Our greenhouse is on a concrete pad and we have built beds with loose stacked cinder blocks. In September or October we screen compost into wheelbarrows and fill the beds. It’s an “exhilarating” job, balancing the wheelbarrows on boards across the tops of the beds. Once the beds are full we transplant lettuces into the compost. These will feed us during the winter and we pull them up in the new year as we need either the compost to fill seed flats, or the space to set the flats of germinated seedlings in the light. We put sticks across the tops of the beds and set the flats on the sticks. It makes great use of the space, but it isn’t very ergonomically efficient! We have to move the flats individually several times as we take maturing starts out to the cold frames for two weeks of hardening off before transplanting in the garden. I have fantasies of rolling bench tops set over the beds, so we wouldn’t have to do so much lifting and moving. One day!

We use 100% home-made screened compost for all our starts (transplants). This gives them a good boost of fertility and helps us reduce bought-in supplies. People sometimes ask if the compost “burns” the plants or if it’s too rich. or attracts aphids. We have a very good compost-making system that provides us with great compost. It has from October to February to mellow out while growing some lettuce for us. In the past we did have some lower-quality, less well-finished compost that did kill off some lettuce transplants in the fall. But for many years we’ve had reliably good compost and no problems of that sort. Compost gives the plants lots of stamina, so that if transplanting is held up, there are still enough nutrients to keep the plants actively growing. I have seen plants in commercial potting compost run out of oomph after a while, and get stunted and useless.

We do get aphids, starting just after the Solstice, when it is warm enough for them, but not yet warm enough for their predators. We also get aphids in the hoophouse, where the plants are growing in regular soil. So I don’t think having the seedlings in pure compost is the cause of the aphid population boom. Either way, we often need to deal them a blow, or in actuality 3 blows. We use soap spray three times, at 4-5 day intervals. This knocks out each new generation of hatching aphids (or catches ones that survived the previous spraying). Some aphids lay eggs, others bear live young (isn’t that a scary thought?). After we’ve got the aphid numbers down to manageable levels, we collect up ladybugs wherever we can find them, and take them to our greenhouse or hoophouse, to keep the levels under biological control from then on.
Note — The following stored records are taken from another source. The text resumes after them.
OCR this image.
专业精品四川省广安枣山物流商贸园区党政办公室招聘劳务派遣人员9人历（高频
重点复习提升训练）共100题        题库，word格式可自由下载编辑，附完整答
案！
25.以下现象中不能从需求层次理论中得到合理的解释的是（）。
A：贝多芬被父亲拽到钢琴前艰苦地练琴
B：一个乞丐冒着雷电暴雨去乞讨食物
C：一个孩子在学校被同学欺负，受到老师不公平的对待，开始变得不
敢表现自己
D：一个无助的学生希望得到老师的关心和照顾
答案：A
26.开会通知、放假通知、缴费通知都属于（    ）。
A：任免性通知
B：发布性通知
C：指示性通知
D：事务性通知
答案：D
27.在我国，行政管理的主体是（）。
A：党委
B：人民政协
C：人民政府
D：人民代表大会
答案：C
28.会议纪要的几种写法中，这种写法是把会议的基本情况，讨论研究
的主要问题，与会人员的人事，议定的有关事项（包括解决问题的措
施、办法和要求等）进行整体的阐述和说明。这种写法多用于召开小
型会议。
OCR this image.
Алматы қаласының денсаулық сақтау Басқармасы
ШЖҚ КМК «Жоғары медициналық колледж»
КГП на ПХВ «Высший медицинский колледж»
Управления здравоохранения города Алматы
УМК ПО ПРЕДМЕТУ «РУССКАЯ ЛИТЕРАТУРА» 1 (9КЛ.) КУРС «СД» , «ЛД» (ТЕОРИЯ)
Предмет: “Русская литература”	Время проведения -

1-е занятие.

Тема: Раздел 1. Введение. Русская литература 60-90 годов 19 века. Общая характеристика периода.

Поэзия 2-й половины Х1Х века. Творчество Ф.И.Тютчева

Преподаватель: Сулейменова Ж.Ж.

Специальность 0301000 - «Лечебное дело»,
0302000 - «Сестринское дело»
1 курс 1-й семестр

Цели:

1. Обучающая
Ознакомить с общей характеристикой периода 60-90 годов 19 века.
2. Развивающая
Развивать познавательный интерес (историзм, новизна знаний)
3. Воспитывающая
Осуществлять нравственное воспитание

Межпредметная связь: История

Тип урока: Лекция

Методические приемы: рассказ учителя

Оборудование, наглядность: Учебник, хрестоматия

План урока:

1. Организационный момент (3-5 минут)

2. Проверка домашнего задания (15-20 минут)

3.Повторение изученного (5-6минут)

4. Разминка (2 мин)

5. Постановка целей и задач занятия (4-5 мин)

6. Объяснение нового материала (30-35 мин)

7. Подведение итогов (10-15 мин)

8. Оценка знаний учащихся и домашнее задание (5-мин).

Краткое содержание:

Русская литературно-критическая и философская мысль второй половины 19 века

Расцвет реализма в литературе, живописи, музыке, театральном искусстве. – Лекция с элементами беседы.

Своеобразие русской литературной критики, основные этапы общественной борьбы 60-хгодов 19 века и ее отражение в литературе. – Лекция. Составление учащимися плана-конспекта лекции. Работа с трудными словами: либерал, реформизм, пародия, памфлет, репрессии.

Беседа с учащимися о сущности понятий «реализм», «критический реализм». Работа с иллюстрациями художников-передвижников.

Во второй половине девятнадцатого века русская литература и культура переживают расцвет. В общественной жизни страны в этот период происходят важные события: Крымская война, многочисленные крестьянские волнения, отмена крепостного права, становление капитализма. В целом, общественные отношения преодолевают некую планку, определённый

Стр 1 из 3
Ladybugs of Maine Poster from the Lost Ladybug Project

Ladybugs of Maine
Poster from the Lost Ladybug Project

Talking of ladybugs, we are hoping to join some research into breeding and releasing native ladybug species for biological control. There are many different kinds of ladybugs and two beautiful posters. See the Lost Ladybug Project and their Ladybug Identification Tools which include their own two page guide to common ladybug species. The posters are from Maine and South Dakota.

Ladybugs of South Dakota Lost Ladybug Project

Ladybugs of South Dakota
Lost Ladybug Project

Both a long way from central Virginia, but lovely to study nonetheless.

Our other main garden pest this month has been deer. We drained and stored our motion-activated sprinkler deer deterrents as well as our solar powered electric fence unit.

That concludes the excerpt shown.